Ich frage mich ständig wie etwas so schreckliches an einem ganz normalen Dienstagmorgen passieren konnte? Hätte es nicht zumindest ein unfassbar regnerischer, ja eigentlich schon stürmischer Tag sein müssen, um so einem Ausmaß gerecht zu werden? Die Fragen schwirrten wie ein überdimensionaler Schwarm hässlicher Fliegen in meinem Kopf umher und summten so unerträglich, dass ich in Tränen ausbrach. So vieles hätte ich jetzt gerne an den letzten Jahren geändert. So vieles wollte ich wieder gut machen, dass ich nicht wert geschätzt hatte. Nur einen einzigen Wunsch hatte ich für den Rest meines Lebens: mehr Zeit.

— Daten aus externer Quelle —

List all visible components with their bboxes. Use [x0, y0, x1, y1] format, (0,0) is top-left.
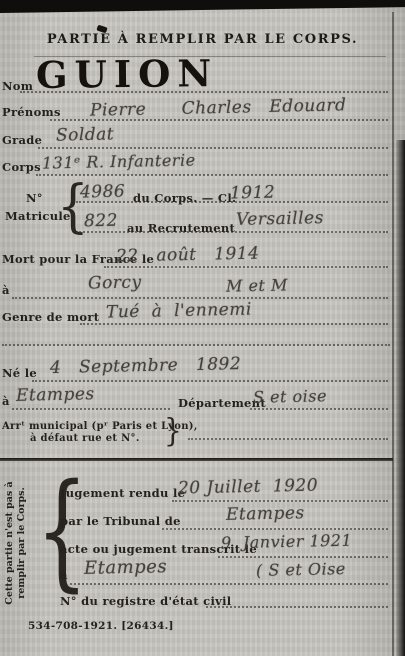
dotted-line: [32, 380, 388, 382]
dotted-line: [104, 266, 388, 268]
departement-value: S et oise: [253, 386, 327, 407]
naissance-lieu-value: Etampes: [16, 384, 95, 406]
jugement-rendu-label: Jugement rendu le: [60, 486, 185, 500]
ne-le-label: Né le: [2, 366, 37, 380]
matricule-recrutement-suffix: au Recrutement: [127, 221, 235, 235]
transcrit-lieu-label: à: [60, 568, 68, 582]
card-edge-line: [392, 12, 394, 656]
dotted-line: [2, 344, 390, 346]
dotted-line: [38, 147, 388, 149]
prenoms-label: Prénoms: [2, 105, 61, 119]
dotted-line: [70, 583, 388, 585]
genre-mort-label: Genre de mort: [2, 310, 99, 324]
matricule-recrutement-number: 822: [84, 211, 118, 232]
tribunal-value: Etampes: [226, 503, 305, 525]
matricule-corps-suffix: du Corps. — Cl.: [133, 191, 236, 205]
matricule-classe-value: 1912: [230, 183, 276, 204]
mort-date-value: 22 août 1914: [116, 243, 260, 266]
dotted-line: [162, 528, 388, 530]
card-header-title: PARTIE À REMPLIR PAR LE CORPS.: [0, 32, 405, 47]
matricule-label-line1: N°: [26, 191, 43, 205]
transcrit-lieu-dept: ( S et Oise: [256, 559, 346, 580]
matricule-corps-number: 4986: [80, 182, 126, 203]
dotted-line: [188, 438, 388, 440]
grade-value: Soldat: [56, 124, 115, 145]
dotted-line: [250, 408, 388, 410]
ne-le-date: 4 Septembre 1892: [50, 354, 242, 378]
grade-label: Grade: [2, 133, 42, 147]
matricule-recrutement-place: Versailles: [236, 208, 324, 230]
transcrit-date: 9 Janvier 1921: [221, 531, 353, 553]
military-death-record-card: PARTIE À REMPLIR PAR LE CORPS. Nom GUION…: [0, 0, 405, 656]
dotted-line: [80, 323, 388, 325]
dotted-line: [218, 556, 388, 558]
deces-lieu-value: Gorcy: [88, 272, 142, 293]
arrondissement-brace: }: [164, 415, 182, 447]
jugement-rendu-date: 20 Juillet 1920: [178, 476, 318, 499]
transcrit-lieu-value: Etampes: [84, 556, 168, 579]
dotted-line: [172, 500, 388, 502]
naissance-lieu-label: à: [2, 394, 10, 408]
arrondissement-label-line2: à défaut rue et N°.: [30, 433, 140, 444]
tribunal-label: par le Tribunal de: [60, 514, 181, 528]
deces-lieu-label: à: [2, 283, 10, 297]
scan-edge-top: [0, 0, 405, 13]
scan-edge-right: [396, 140, 405, 656]
genre-mort-value: Tué à l'ennemi: [106, 299, 252, 322]
dotted-line: [12, 297, 388, 299]
dotted-line: [206, 606, 388, 608]
corps-label: Corps: [2, 160, 41, 174]
print-reference: 534-708-1921. [26434.]: [28, 620, 174, 632]
nom-stamp-value: GUION: [36, 51, 219, 97]
corps-value: 131ᵉ R. Infanterie: [42, 150, 196, 172]
dotted-line: [12, 408, 170, 410]
deces-lieu-dept: M et M: [226, 275, 288, 295]
prenoms-value: Pierre Charles Edouard: [90, 95, 347, 120]
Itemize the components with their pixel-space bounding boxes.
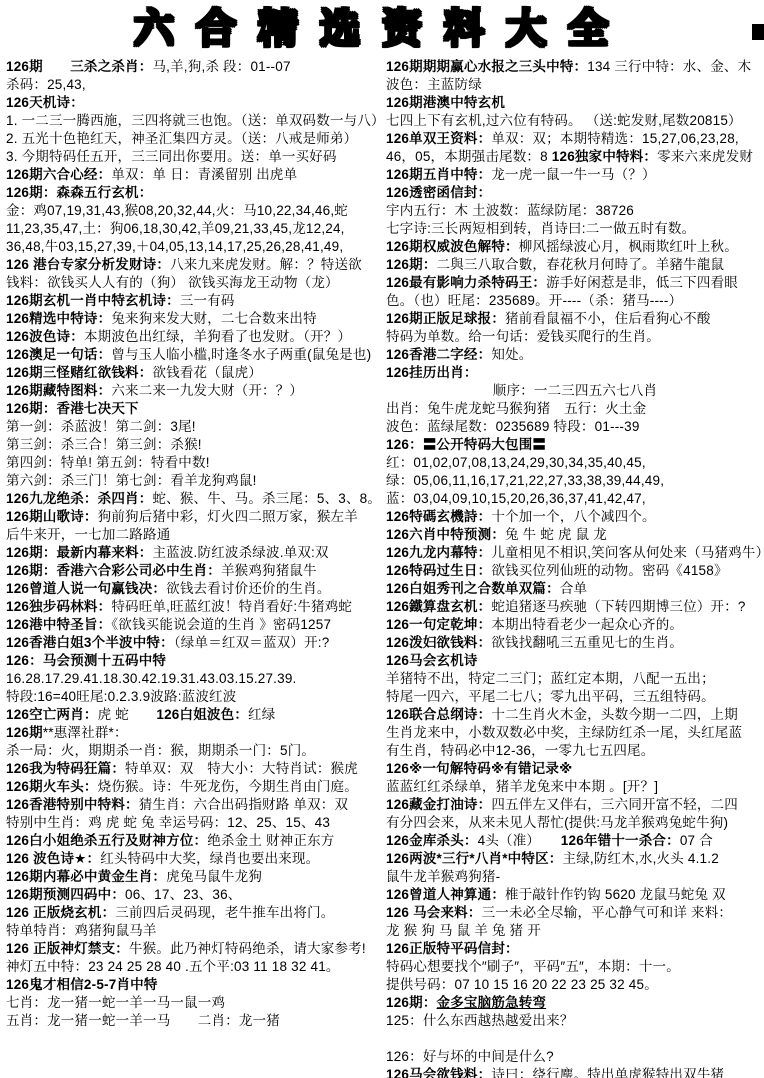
- text-segment: 126期 三杀之杀肖：: [6, 59, 152, 74]
- text-segment: 羊猴鸡狗猪鼠牛: [221, 563, 317, 578]
- text-segment: 126期：最新内幕来料：: [6, 545, 152, 560]
- text-segment: 126六肖中特预测：: [386, 527, 505, 542]
- text-segment: 特单特肖：鸡猪狗鼠马羊: [6, 923, 157, 938]
- text-segment: 126期山歌诗：: [6, 509, 98, 524]
- text-segment: 126马会玄机诗: [386, 653, 478, 668]
- text-segment: 126独步码林料：: [6, 599, 111, 614]
- page: 六合精选资料大全 126期 三杀之杀肖：马,羊,狗,杀 段：01--07杀码：2…: [0, 0, 764, 1078]
- text-segment: 特码为单数。给一句话：爱钱买爬行的生肖。: [386, 329, 660, 344]
- text-segment: 126期：: [386, 257, 437, 272]
- text-line: 126期：最新内幕来料：主蓝波.防红波杀绿波.单双:双: [6, 544, 382, 562]
- text-line: 钱料：欲钱买人人有的（狗） 欲钱买海龙王动物（龙）: [6, 274, 382, 292]
- text-segment: 牛猴。此乃神灯特码绝杀，请大家参考!: [129, 941, 366, 956]
- text-segment: 126期内幕必中黄金生肖：: [6, 869, 166, 884]
- text-segment: 06、17、23、36、: [125, 887, 241, 902]
- text-line: 126 波色诗★：红头特码中大奖，绿肖也要出来现。: [6, 850, 382, 868]
- text-line: 126期**惠澤社群*：: [6, 724, 382, 742]
- text-segment: 第四剑：特单! 第五剑：特看中数!: [6, 455, 210, 470]
- text-line: 龙 猴 狗 马 鼠 羊 兔 猪 开: [386, 922, 764, 940]
- text-line: 126一句定乾坤：本期出特看老少一起众心齐的。: [386, 616, 764, 634]
- text-segment: 46，05，本期强击尾数：8: [386, 149, 552, 164]
- text-segment: 126鐵算盘玄机：: [386, 599, 491, 614]
- text-line: 126期三怪赌红欲钱料：欲钱看花（鼠虎）: [6, 364, 382, 382]
- text-line: 126期玄机一肖中特玄机诗：三一有码: [6, 292, 382, 310]
- text-segment: 四五伴左又伴右，三六同开富不轻，二四: [491, 797, 738, 812]
- text-line: 七字诗:三长两短相到转，肖诗曰:二一做五时有数。: [386, 220, 764, 238]
- text-line: 杀码：25,43,: [6, 76, 382, 94]
- text-line: 126※一句解特码※有错记录※: [386, 760, 764, 778]
- text-segment: 主蓝波.防红波杀绿波.单双:双: [152, 545, 328, 560]
- text-segment: 126期五肖中特：: [386, 167, 491, 182]
- text-line: 波色：蓝绿尾数：0235689 特段：01---39: [386, 418, 764, 436]
- text-line: 126波色诗：本期波色出红绿，羊狗看了也发财。（开？）: [6, 328, 382, 346]
- text-segment: 游手好闲惹是非，低三下四看眼: [546, 275, 738, 290]
- text-segment: 马,羊,狗,杀 段：01--07: [152, 59, 290, 74]
- text-line: 126期山歌诗：狗前狗后猪中彩，灯火四二照万家，猴左羊: [6, 508, 382, 526]
- text-line: 杀一局：火，期期杀一肖：猴，期期杀一门：5门。: [6, 742, 382, 760]
- text-line: 126：〓公开特码大包围〓: [386, 436, 764, 454]
- text-segment: 有分四会来，从来未见人帮忙(提供:马龙羊猴鸡兔蛇牛狗): [386, 815, 728, 830]
- text-segment: 126空亡两肖：: [6, 707, 98, 722]
- text-line: 特码心想要找个″刷子″，平码″五″，本期：十一。: [386, 958, 764, 976]
- text-segment: 红：01,02,07,08,13,24,29,30,34,35,40,45,: [386, 455, 646, 470]
- text-segment: 126期藏特图料：: [6, 383, 111, 398]
- text-segment: 126透密函信封：: [386, 185, 491, 200]
- text-segment: 126正版特平码信封：: [386, 941, 519, 956]
- text-line: 第一剑：杀蓝波！第二剑：3尾!: [6, 418, 382, 436]
- text-segment: 16.28.17.29.41.18.30.42.19.31.43.03.15.2…: [6, 671, 297, 686]
- text-segment: 曾与玉人临小槛,时逢冬水子两重(鼠兔是也): [111, 347, 371, 362]
- text-line: 波色：主蓝防绿: [386, 76, 764, 94]
- text-segment: 126期期期赢心水报之三头中特：: [386, 59, 587, 74]
- text-line: 11,23,35,47,土：狗06,18,30,42,羊09,21,33,45,…: [6, 220, 382, 238]
- text-line: 126期：二與三八取合數，春花秋月何時了。羊豬牛龍鼠: [386, 256, 764, 274]
- text-line: 神灯五中特：23 24 25 28 40 .五个平:03 11 18 32 41…: [6, 958, 382, 976]
- text-segment: 126澳足一句话：: [6, 347, 111, 362]
- text-segment: 欲钱买位列仙班的动物。密码《4158》: [491, 563, 727, 578]
- text-segment: 特码旺单,旺蓝红波！特肖看好:牛猪鸡蛇: [111, 599, 352, 614]
- text-segment: 单双：双；本期特精选：15,27,06,23,28,: [491, 131, 739, 146]
- text-segment: 蛇追猪逐马疾驰（下转四期博三位）开：?: [491, 599, 745, 614]
- text-segment: 126白姐秀刊之合数单双篇：: [386, 581, 560, 596]
- text-segment: 126精选中特诗：: [6, 311, 111, 326]
- text-segment: （绿单＝红双＝蓝双）开:?: [174, 635, 330, 650]
- text-line: 第四剑：特单! 第五剑：特看中数!: [6, 454, 382, 472]
- text-segment: 二與三八取合數，春花秋月何時了。羊豬牛龍鼠: [437, 257, 725, 272]
- text-segment: 柳风摇绿波心月，枫雨欺红叶上秋。: [519, 239, 738, 254]
- text-segment: 126最有影响力杀特码王：: [386, 275, 546, 290]
- text-line: 蓝：03,04,09,10,15,20,26,36,37,41,42,47,: [386, 490, 764, 508]
- text-line: 126澳足一句话：曾与玉人临小槛,时逢冬水子两重(鼠兔是也): [6, 346, 382, 364]
- text-segment: 诗曰：绕行麈。特出单虎猴特出双牛猪: [491, 1067, 724, 1078]
- text-segment: 欲钱去看讨价还价的生肖。: [166, 581, 330, 596]
- text-segment: 本期波色出红绿，羊狗看了也发财。（开？）: [84, 329, 351, 344]
- text-segment: 第六剑：杀三门！第七剑：看羊龙狗鸡鼠!: [6, 473, 257, 488]
- text-segment: 126独家中特料：: [552, 149, 657, 164]
- text-line: 提供号码：07 10 15 16 20 22 23 25 32 45。: [386, 976, 764, 994]
- text-segment: 126期预测四码中：: [6, 887, 125, 902]
- text-segment: 鼠牛龙羊猴鸡狗猪-: [386, 869, 500, 884]
- text-line: 126期六合心经：单双：单 日：青溪留别 出虎单: [6, 166, 382, 184]
- text-segment: 126两波*三行*八肖*中特区：: [386, 851, 563, 866]
- text-segment: 126天机诗：: [6, 95, 84, 110]
- text-segment: 椎于敲针作钓钩 5620 龙鼠马蛇兔 双: [505, 887, 726, 902]
- text-segment: 六来二来一九发大财（开：？）: [111, 383, 303, 398]
- text-line: 126期五肖中特：龙一虎一鼠一牛一马（？）: [386, 166, 764, 184]
- text-segment: 126港中特圣旨：: [6, 617, 111, 632]
- text-line: 126透密函信封：: [386, 184, 764, 202]
- text-segment: 三一未必全尽输，平心静气可和详 来料：: [482, 905, 733, 920]
- text-segment: 126 正版烧玄机：: [6, 905, 115, 920]
- text-segment: 3. 今期特码任五开，三三同出你要用。送：单一买好码: [6, 149, 337, 164]
- text-line: 16.28.17.29.41.18.30.42.19.31.43.03.15.2…: [6, 670, 382, 688]
- text-line: 鼠牛龙羊猴鸡狗猪-: [386, 868, 764, 886]
- text-segment: 07 合: [680, 833, 713, 848]
- text-line: 顺序：一二三四五六七八肖: [386, 382, 764, 400]
- text-line: 126香港二字经：知处。: [386, 346, 764, 364]
- text-segment: 126※一句解特码※有错记录※: [386, 761, 572, 776]
- text-segment: 126波色诗：: [6, 329, 84, 344]
- text-segment: 1. 一二三一腾西施，三四将就三也饱。（送：单双码数一与八）: [6, 113, 382, 128]
- text-line: 126天机诗：: [6, 94, 382, 112]
- text-segment: 特别中生肖：鸡 虎 蛇 兔 幸运号码：12、25、15、43: [6, 815, 330, 830]
- text-segment: 金多宝脑筋急转弯: [437, 995, 547, 1010]
- text-line: 126香港特别中特料：猜生肖：六合出码指财路 单双：双: [6, 796, 382, 814]
- text-line: 3. 今期特码任五开，三三同出你要用。送：单一买好码: [6, 148, 382, 166]
- text-line: 126最有影响力杀特码王：游手好闲惹是非，低三下四看眼: [386, 274, 764, 292]
- page-title: 六合精选资料大全: [0, 0, 764, 58]
- content-columns: 126期 三杀之杀肖：马,羊,狗,杀 段：01--07杀码：25,43,126天…: [0, 58, 764, 1078]
- text-segment: 126一句定乾坤：: [386, 617, 491, 632]
- text-segment: 第三剑：杀三合！第三剑：杀猴!: [6, 437, 202, 452]
- text-segment: 蓝：03,04,09,10,15,20,26,36,37,41,42,47,: [386, 491, 646, 506]
- text-segment: 126期：: [386, 995, 437, 1010]
- text-segment: 单双：单 日：青溪留别 出虎单: [111, 167, 297, 182]
- text-segment: 提供号码：07 10 15 16 20 22 23 25 32 45。: [386, 977, 658, 992]
- text-line: 第六剑：杀三门！第七剑：看羊龙狗鸡鼠!: [6, 472, 382, 490]
- text-line: 126六肖中特预测：兔 牛 蛇 虎 鼠 龙: [386, 526, 764, 544]
- text-line: 蓝蓝红红杀绿单，猪羊龙兔来中本期 。[开？]: [386, 778, 764, 796]
- left-column: 126期 三杀之杀肖：马,羊,狗,杀 段：01--07杀码：25,43,126天…: [0, 58, 382, 1030]
- text-line: 126空亡两肖：虎 蛇 126白姐波色：红绿: [6, 706, 382, 724]
- text-segment: 126九龙绝杀：杀四肖：: [6, 491, 152, 506]
- text-segment: 126：〓公开特码大包围〓: [386, 437, 546, 452]
- text-segment: 本期出特看老少一起众心齐的。: [491, 617, 683, 632]
- text-line: 126期：香港七决天下: [6, 400, 382, 418]
- text-segment: 126期港澳中特玄机: [386, 95, 505, 110]
- text-segment: 八来九来虎发财。解：？特送欲: [170, 257, 362, 272]
- text-segment: 绿：05,06,11,16,17,21,22,27,33,38,39,44,49…: [386, 473, 664, 488]
- text-line: 第三剑：杀三合！第三剑：杀猴!: [6, 436, 382, 454]
- text-segment: 兔来狗来发大财，二七合数来出特: [111, 311, 317, 326]
- text-line: 126九龙内幕特：儿童相见不相识,笑问客从何处来（马猪鸡牛）: [386, 544, 764, 562]
- text-segment: 134 三行中特：水、金、木: [587, 59, 751, 74]
- text-segment: 主绿,防红木,水,火头 4.1.2: [563, 851, 719, 866]
- text-segment: 色。（也）旺尾：235689。开----（杀：猪马----）: [386, 293, 682, 308]
- text-segment: 《欲钱买能说会道的生肖 》密码1257: [111, 617, 331, 632]
- text-line: 126金库杀头：4头（准） 126年错十一杀合：07 合: [386, 832, 764, 850]
- text-line: 126马会玄机诗: [386, 652, 764, 670]
- text-segment: 生肖龙来中，小数双数必中奖，主绿防红杀一尾，头红尾蓝: [386, 725, 742, 740]
- text-segment: 2. 五光十色艳红天，神圣汇集四方灵。（送：八戒是师弟）: [6, 131, 357, 146]
- text-segment: 波色：蓝绿尾数：0235689 特段：01---39: [386, 419, 640, 434]
- text-line: 126独步码林料：特码旺单,旺蓝红波！特肖看好:牛猪鸡蛇: [6, 598, 382, 616]
- text-segment: 126我为特码狂篇：: [6, 761, 125, 776]
- text-segment: 三一有码: [180, 293, 235, 308]
- text-line: 126曾道人说一句赢钱决：欲钱去看讨价还价的生肖。: [6, 580, 382, 598]
- text-line: 126马会欲钱料：诗曰：绕行麈。特出单虎猴特出双牛猪: [386, 1066, 764, 1078]
- text-line: 126期港澳中特玄机: [386, 94, 764, 112]
- corner-mark: [752, 24, 764, 40]
- text-line: 126白小姐绝杀五行及财神方位：绝杀金土 财神正东方: [6, 832, 382, 850]
- text-segment: 126年错十一杀合：: [561, 833, 680, 848]
- text-segment: 羊猪特不出，特定二三门；蓝红定本期，八配一五出；: [386, 671, 715, 686]
- text-segment: 有生肖，特码必中12-36，一零九七五四尾。: [386, 743, 654, 758]
- text-segment: 126：好与坏的中间是什么?: [386, 1049, 554, 1064]
- text-line: 36,48,牛03,15,27,39,＋04,05,13,14,17,25,26…: [6, 238, 382, 256]
- text-segment: 126期火车头：: [6, 779, 98, 794]
- text-segment: 狗前狗后猪中彩，灯火四二照万家，猴左羊: [98, 509, 358, 524]
- text-segment: 125：什么东西越热越爱出来？: [386, 1013, 574, 1028]
- text-segment: 第一剑：杀蓝波！第二剑：3尾!: [6, 419, 196, 434]
- text-segment: 特尾一四六，平尾二七八；零九出平码，三五组特码。: [386, 689, 715, 704]
- text-segment: 126期：森森五行玄机：: [6, 185, 152, 200]
- text-line: 特码为单数。给一句话：爱钱买爬行的生肖。: [386, 328, 764, 346]
- text-segment: 后牛来开，一七加二路路通: [6, 527, 170, 542]
- text-segment: 龙一虎一鼠一牛一马（？）: [491, 167, 655, 182]
- text-segment: 126藏金打油诗：: [386, 797, 491, 812]
- text-line: 2. 五光十色艳红天，神圣汇集四方灵。（送：八戒是师弟）: [6, 130, 382, 148]
- text-line: 46，05，本期强击尾数：8 126独家中特料：零来六来虎发财: [386, 148, 764, 166]
- text-line: 126期内幕必中黄金生肖：虎兔马鼠牛龙狗: [6, 868, 382, 886]
- text-line: 126白姐秀刊之合数单双篇：合单: [386, 580, 764, 598]
- text-segment: 126期权威波色解特：: [386, 239, 519, 254]
- text-segment: 特段:16=40旺尾:0.2.3.9波路:蓝波红波: [6, 689, 236, 704]
- text-line: 126期藏特图料：六来二来一九发大财（开：？）: [6, 382, 382, 400]
- text-segment: 126金库杀头：: [386, 833, 478, 848]
- text-segment: 126香港白姐3个半波中特：: [6, 635, 174, 650]
- text-segment: 126期：香港六合彩公司必中生肖：: [6, 563, 221, 578]
- text-segment: 126期六合心经：: [6, 167, 111, 182]
- text-line: 126两波*三行*八肖*中特区：主绿,防红木,水,火头 4.1.2: [386, 850, 764, 868]
- text-line: 有分四会来，从来未见人帮忙(提供:马龙羊猴鸡兔蛇牛狗): [386, 814, 764, 832]
- text-line: 126我为特码狂篇：特单双：双 特大小：大特肖试：猴虎: [6, 760, 382, 778]
- text-segment: 烧伤猴。诗：牛死龙伤，今期生肖由门庭。: [98, 779, 358, 794]
- text-segment: 五肖：龙一猪一蛇一羊一马 二肖：龙一猪: [6, 1013, 280, 1028]
- text-segment: 126香港二字经：: [386, 347, 491, 362]
- text-segment: 杀码：25,43,: [6, 77, 86, 92]
- text-segment: 126马会欲钱料：: [386, 1067, 491, 1078]
- text-line: 特段:16=40旺尾:0.2.3.9波路:蓝波红波: [6, 688, 382, 706]
- text-segment: 126特码过生日：: [386, 563, 491, 578]
- text-line: 羊猪特不出，特定二三门；蓝红定本期，八配一五出；: [386, 670, 764, 688]
- text-line: 125：什么东西越热越爱出来？: [386, 1012, 764, 1030]
- text-segment: 红头特码中大奖，绿肖也要出来现。: [100, 851, 319, 866]
- text-line: 特别中生肖：鸡 虎 蛇 兔 幸运号码：12、25、15、43: [6, 814, 382, 832]
- text-line: 126 马会来料：三一未必全尽输，平心静气可和详 来料：: [386, 904, 764, 922]
- text-segment: 合单: [560, 581, 587, 596]
- text-segment: 126期正版足球报：: [386, 311, 505, 326]
- text-line: 126联合总纲诗：十二生肖火木金，头数今期一二四，上期: [386, 706, 764, 724]
- text-line: 126期期期赢心水报之三头中特：134 三行中特：水、金、木: [386, 58, 764, 76]
- text-segment: 欲钱找翻吼三五重见七的生肖。: [491, 635, 683, 650]
- text-line: 126单双王资料：单双：双；本期特精选：15,27,06,23,28,: [386, 130, 764, 148]
- text-segment: 126曾道人说一句赢钱决：: [6, 581, 166, 596]
- text-line: 特单特肖：鸡猪狗鼠马羊: [6, 922, 382, 940]
- text-line: 红：01,02,07,08,13,24,29,30,34,35,40,45,: [386, 454, 764, 472]
- text-line: 126挂历出肖：: [386, 364, 764, 382]
- text-segment: 七肖：龙一猪一蛇一羊一马一鼠一鸡: [6, 995, 225, 1010]
- text-segment: 126香港特别中特料：: [6, 797, 139, 812]
- text-segment: 11,23,35,47,土：狗06,18,30,42,羊09,21,33,45,…: [6, 221, 345, 236]
- text-segment: 七字诗:三长两短相到转，肖诗曰:二一做五时有数。: [386, 221, 695, 236]
- text-segment: 宇内五行：木 土波数：蓝绿防尾：38726: [386, 203, 634, 218]
- text-segment: 绝杀金土 财神正东方: [207, 833, 334, 848]
- text-segment: 126期: [6, 725, 43, 740]
- text-segment: 126鬼才相信2-5-7肖中特: [6, 977, 158, 992]
- text-line: 126期正版足球报：猪前看鼠福不小，住后看狗心不酸: [386, 310, 764, 328]
- right-column: 126期期期赢心水报之三头中特：134 三行中特：水、金、木波色：主蓝防绿126…: [382, 58, 764, 1078]
- text-segment: 出肖：兔牛虎龙蛇马猴狗猪 五行：火土金: [386, 401, 646, 416]
- text-segment: 特码心想要找个″刷子″，平码″五″，本期：十一。: [386, 959, 680, 974]
- text-line: 生肖龙来中，小数双数必中奖，主绿防红杀一尾，头红尾蓝: [386, 724, 764, 742]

Wochen vergingen und die Chancen standen überraschend gut. Dennoch folgten so viele Momente, für die ich mindestens doppelt so viel Kraft gebraucht hätte, wie ich sie für mein ganzes Leben geschenkt bekommen hatte. Irgendwann stand ich hinter ihm, er saß auf dem alten Holzstuhl, weil er niedrig genug war und starrte genau wie ich einfach ins Leere. Der Rasierer in meiner Hand brummte vor sich hin, doch meine Hände zitterten noch viel zu stark, um ihn endlich anzusetzen. `Ein Kind sollte nicht die Haare seines Vaters abrasieren.´ wie von einer endlos ablaufenden Kassette lief der Satz immer und immer wieder durch meine Gedanken. Es fühlte sich falsch an, doch ich setzte, wie ferngesteuert, irgendwann einfach am tiefsten Punkt an und ließ die Maschine über den wunderschönen Kopf meines Vaters gleiten. Nur wenige Momente später blickte ich ihm in die Augen. Er war immernoch mein Papa, der gleiche Mann wie zuvor, und doch war alles so real geworden. Ich bemühte mich mit aller Kraft ein glaubwürdiges Lächeln auf meine Lippen zu zaubern, doch mein Schmerz lag wie ein Schleier über uns und ich konnte nichts anderes mehr tun, als wegzulaufen.

Schicksal ist schwer zu definieren. Für manche ist es, die große Liebe zu finden oder im Lotto zu gewinnen. Doch von diesem Tag an wusste ich, was dieses winzige Wort wirklich zu bedeuten hat.